Despite the broad range of crimes covered by these two data collection systems, neither the UCR Program nor NIBRS collects any specific data on stalking and domestic violence. It is estimated that one in six women will experience stalking victimization during their lifetimes. Similarly, an estimated one in four women will experience domestic violence during their lifetimes – an intimate partner crime that has a substantial, destructive effect on the family unit. Domestic violence and stalking also affect men; an estimated one in 19 men have experienced stalking at some point in their lifetimes, and an estimated one in seven men have experienced severe physical violence by an intimate partner at some point in their lifetimes. Both stalking and domestic violence crimes have a high level of repeat victimizations, and many times lead to death or serious injury of the victim.

The seriousness and devastating effects of these crimes, as well as the propensity for repeat victimization, expose a dangerous gap in the FBI’s crime data collection programs. Without comprehensive crime data, it is difficult for law enforcement, legislators, and researchers to determine with accuracy and precision how often certain crimes occur, the rate of reporting, or the number of prosecutions. It is also difficult to determine whether a particular crime is a gateway to other crimes – for example, the rate at which domestic violence incidents eventually lead to murder, or the rate at which stalking incidents eventually lead to assault, which one study determined is as high as 81 percent. Accordingly, the UCR Program and NIBRS should begin collecting comprehensive crime data on stalking and domestic violence as soon as possible.

The FBI has the authority to add and reclassify crimes that have data collected through the UCR Program and NIBRS. Federal law requires the Attorney General to “acquire, collect, classify, and preserve identification, criminal identification, crime, and other records.” This broad authorization provides the FBI with the authority to collect and report data on new crimes without congressional approval, and the FBI has already taken advantage of this broad authority to do so. For example, in January 2016, the FBI began collecting NIBRS crime data on animal cruelty, with the justification that animal cruelty is an early indicator of violent crime. Similarly, throughout the 1960s and 1970s, the FBI expanded its collection of data about the incidents in which law enforcement officers were killed and assaulted.

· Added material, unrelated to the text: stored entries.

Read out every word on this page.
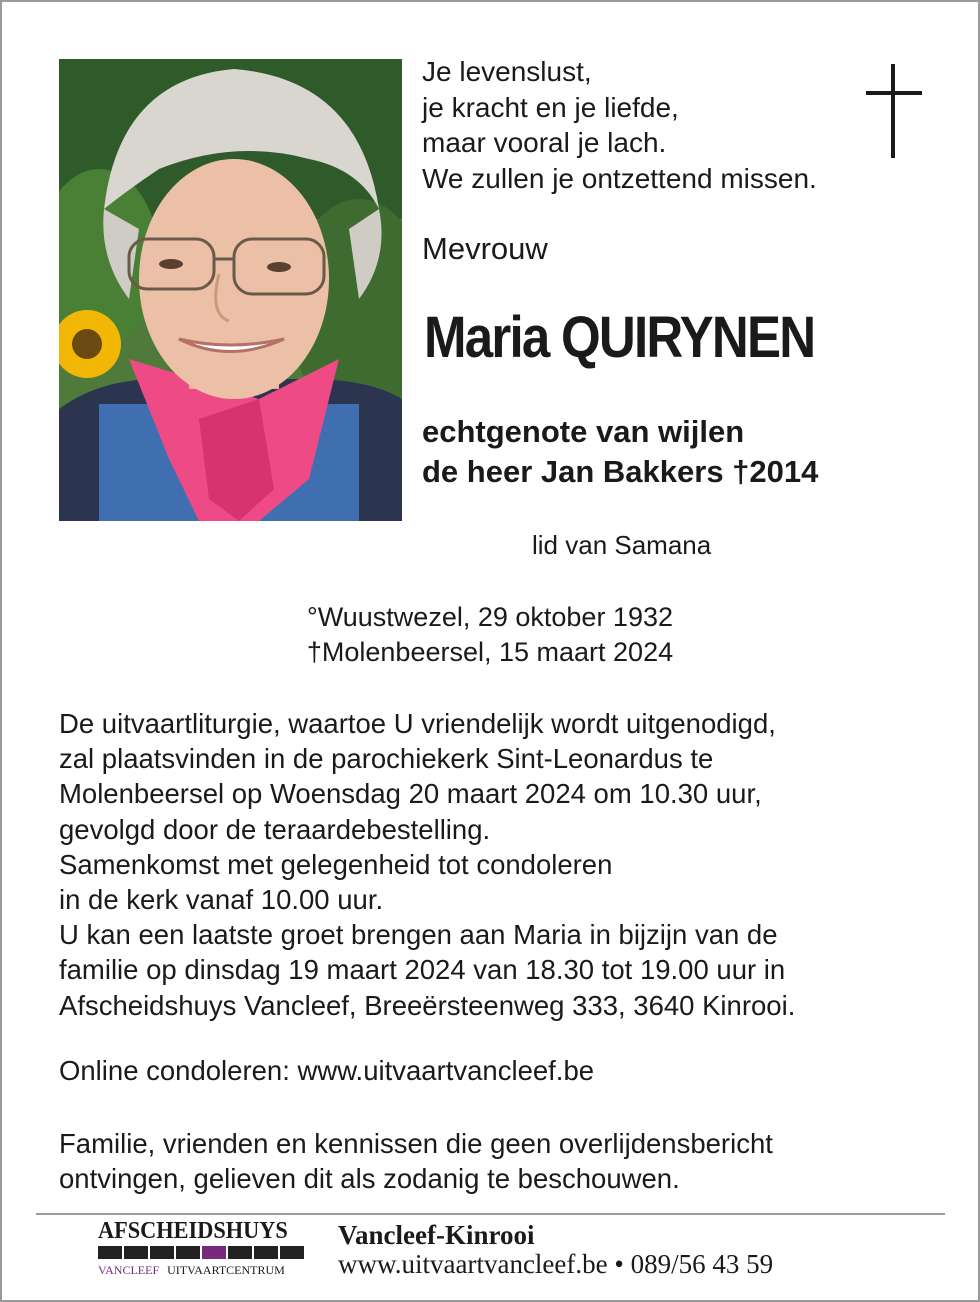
Je levenslust,
je kracht en je liefde,
maar vooral je lach.
We zullen je ontzettend missen.
Mevrouw
Maria QUIRYNEN
echtgenote van wijlen
de heer Jan Bakkers †2014
lid van Samana
°Wuustwezel, 29 oktober 1932
†Molenbeersel, 15 maart 2024
De uitvaartliturgie, waartoe U vriendelijk wordt uitgenodigd,
zal plaatsvinden in de parochiekerk Sint-Leonardus te
Molenbeersel op Woensdag 20 maart 2024 om 10.30 uur,
gevolgd door de teraardebestelling.
Samenkomst met gelegenheid tot condoleren
in de kerk vanaf 10.00 uur.
U kan een laatste groet brengen aan Maria in bijzijn van de
familie op dinsdag 19 maart 2024 van 18.30 tot 19.00 uur in
Afscheidshuys Vancleef, Breeërsteenweg 333, 3640 Kinrooi.
Online condoleren: www.uitvaartvancleef.be
Familie, vrienden en kennissen die geen overlijdensbericht
ontvingen, gelieven dit als zodanig te beschouwen.
AFSCHEIDSHUYS
VANCLEEF UITVAARTCENTRUM
Vancleef-Kinrooi
www.uitvaartvancleef.be • 089/56 43 59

As the FBI develops plans to transition the UCR Program to a NIBRS-only data collection program by January 1, 2021, we request that the FBI take three steps to improve the limited data that have been collected on stalking and domestic violence. First, in an effort to ensure the best and most comprehensive information is collected, we encourage the FBI to continue to work with state and local law enforcement agencies to help prepare them to be able to fully participate in the transition to NIBRS. Second, as the FBI works with these agencies, we urge the FBI to develop a strategy for ensuring that data on the crimes of domestic violence and stalking are reported, and that statistics on those specific crimes are readily ascertainable through NIBRS. If such information is not able to be captured by the existing crime categories available in NIBRS, we urge the FBI to expand its data collection. Lastly, until the transition to a NIBRS-only data collection program is complete, we request that the FBI take appropriate steps to ensure stalking and domestic violence crime statistics can be ascertained from the current UCR Program and NIBRS.

We appreciate your consideration and respectfully request that within six months, the FBI respond to this letter with an update detailing (1) the means by which the FBI is attempting to capture stalking and domestic violence crime statistics in advance of the 2021 transition, (2) the means by which the FBI will ensure stalking and domestic violence crime statistics are readily ascertainable after the 2021 transition to the NIBRS-only data collection program, and (3) provide a status update on the FBI’s progress in moving toward a NIBRS-only data collection program at the national level, as well as what the FBI is doing to encourage state and local participation.